Un homme politique se confie également. Pas publiquement, cette fois. Ce sont ses proches qui rapportent ce qu’il dit en privé. C’est à lire dans LE PARISIEN : « Borloo l’incompréhension ». Si, en public, Jean-Louis Borloo s’est dit satisfait après le discours d’Emmanuel Macron sur les banlieues la semaine dernière, en privé, l’ancien ministre de la ville fait part de sa stupéfaction. Toutes ses préconisations sur le sujet, le fameux « plan Borloo », ont été enterrées par le chef de l’Etat. A l’un de ceux auxquels il s’est confié, il a lâché : « J’ai passé sept mois à ne faire que ça, j’aurais peut-être dû les passer à autre chose… » Il aurait donc pris un coup sur la tête et vécu la séquence comme une humiliation.

Les journaux reviennent par ailleurs sur une autre séquence : la « marée populaire » à laquelle appelait une soixantaine d’organisations politiques et syndicales. Comme toujours, il y a bataille sur les chiffres, entre ceux de la police et ceux des organisateurs. Mais le fait est, selon LE PARISIEN, qu’on était « loin était loin des deux millions de participants » qu’espéraient certains… Moins de monde que prévu : c’est ce qui ressort dans les titres. « Manif anti-Macron : une mobilisation en demi-teinte », commente CENTRE PRESSE. PRESSE OCEAN évoque « des vagues », tandis que LA NOUVELLE REPUBLIQUE parle d’un « faible coefficient pour la marée populaire »… Une expression qu’on retrouve dans la bouche d’Edouard Philippe, le Premier ministre : « Comme on dit chez moi, la mobilisation d’hier, c’était un petit coefficient de marée ». Il le dit dans les colonnes du JOURNAL DU DIMANCHE, auquel il a accordé une longue interview. Sa photo à la Une, et cette question de l’hebdomadaire : « Peut-il faire plier les grévistes ? » Car dans cet entretien, il est avant tout question de la grève et la réforme de la SNCF… Même s’il avoue que le climat social est parfois « difficile, tendu », et qu’ignorer les frustrations et les colères serait méconnaître le pays, Edouard Philippe assure qu’il reste « parfaitement déterminé », et qu’une fois que la loi aura été votée, la réforme du rail s’appliquera à tous.
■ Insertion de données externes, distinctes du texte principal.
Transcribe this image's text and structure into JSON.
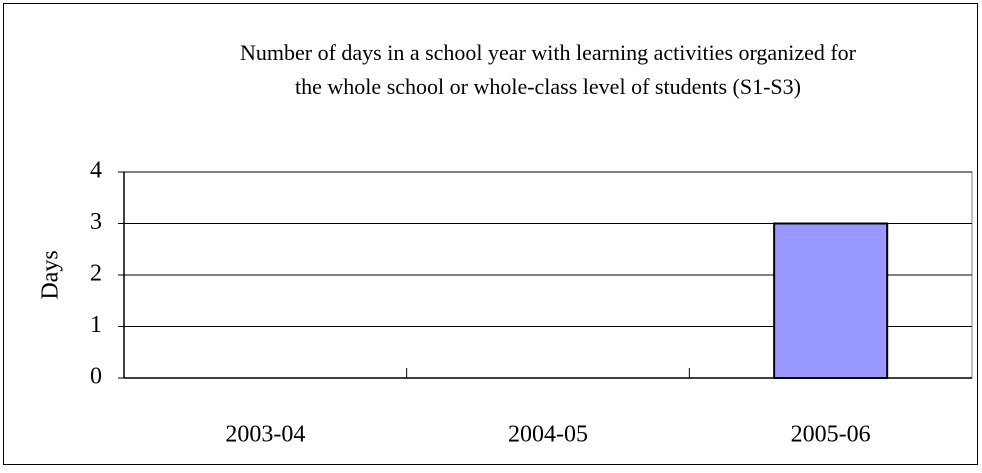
{
  "chart_data": {
    "type": "bar",
    "title": [
      "Number of days in a school year with learning activities organized for",
      "the whole school or whole-class level of students (S1-S3)"
    ],
    "y_label": "Days",
    "categories": [
      "2003-04",
      "2004-05",
      "2005-06"
    ],
    "values": [
      0,
      0,
      3
    ],
    "color": "#9999ff",
    "ylim": [
      0,
      4
    ],
    "yticks": [
      0,
      1,
      2,
      3,
      4
    ],
    "grid": true
  }
}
De son côté, LE MONDE revient sur « le plébiscite historique des Irlandais en faveur de l’avortement ». C’est le titre à la Une. Lors du référendum de vendredi, plus des deux tiers des électeurs ont approuvé la légalisation de l’IVG… Une ample victoire du « oui », dans toutes les couches de la société, qui témoigne de la perte d’influence de l’Eglise catholique. Une Eglise qui, à l’inverse, continue d’être extrêmement puissante à Malte. A Malte « avorter reste encore un crime »… Cas unique en Europe. C’est à lire dans LE PARISIEN. Le Planning familial espère qu’après l’Irlande, l’île méditerranéenne va autoriser l’avortement, totalement interdit aujourd’hui, même s’il y a un risque vital pour la mère.
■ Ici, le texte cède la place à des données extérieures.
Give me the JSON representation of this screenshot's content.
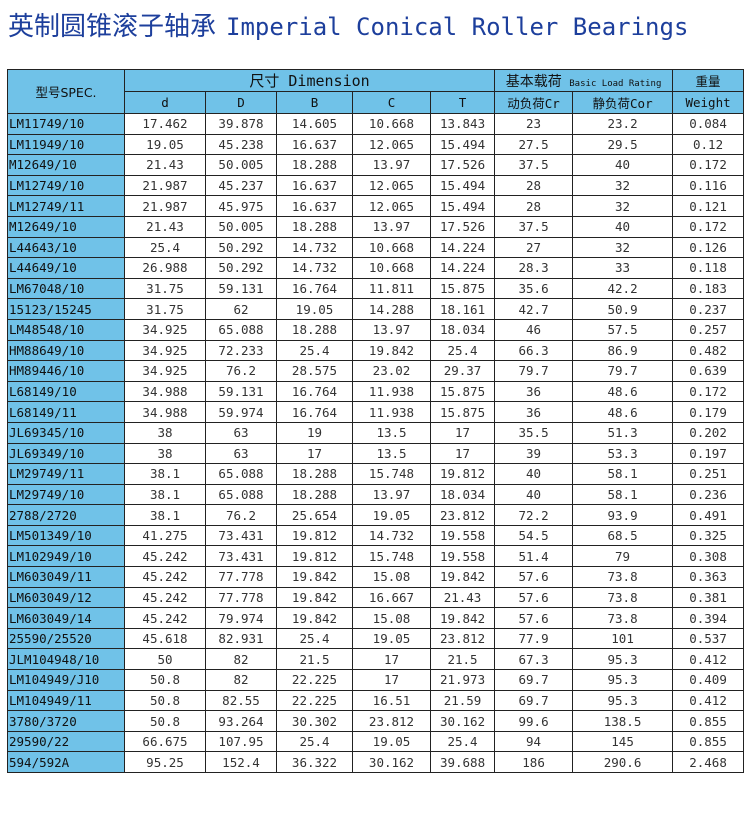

Dans la presse, il est aussi beaucoup question d’accidents mortels ce matin. Sur le site du DAUPHINE : un dramatique accident de car qui a fait 3 morts, 11 blessés graves et 17 blessés légers… C’était hier soir vers 23H15, sur l'autoroute A7 dans la Drôme près de Tain-l'Hermitage. Le car transportait des supporters du club de rugby de Beaucaire, qui  rentraient du match de demi-finale de Top 14 entre Castres et le Racing 92 à Lyon. Les premières constatations de l’enquête indiquent qu'un problème de pneumatiques pourrait avoir déséquilibré le véhicule. Le car s’est renversé sur la route.

Autre accident à la Une de L’INDEPENDANT CATALAN : « A Gruissan,  un enfant écrasé par un manège ». Le garçonnet avait 2 ans. Il est tombé du « petit train », qui lui a ensuite roulé dessus… Et puis il y a cette fillette – à lire sur le site de OUEST FRANCE, une fillette de six ans décédée après la chute d’une branche d’arbre provoquée par les orages. Elle se promenait avec sa mère dans un parc.

On parle ici d’une mère. On parle évidemment des mères dans les journaux ce matin… Plus joyeux : c’est leur fête, ce dimanche. Elles auront des cadeaux.

Enfin, autre cadeau : cette fois, c’est un chanteur qui se confie dans un hebdomadaire. Trois ans après avoir frôlé la mort, William Sheller sort du silence et se raconte donc dans PARIS MATCH. Il parle évidemment de musique, mais aussi de son addiction à la drogue. « Avec la cocaïne, dit-il, j’étais réellement meilleur musicien. » Puis il a arrêté, et il est quand même resté excellent musicien.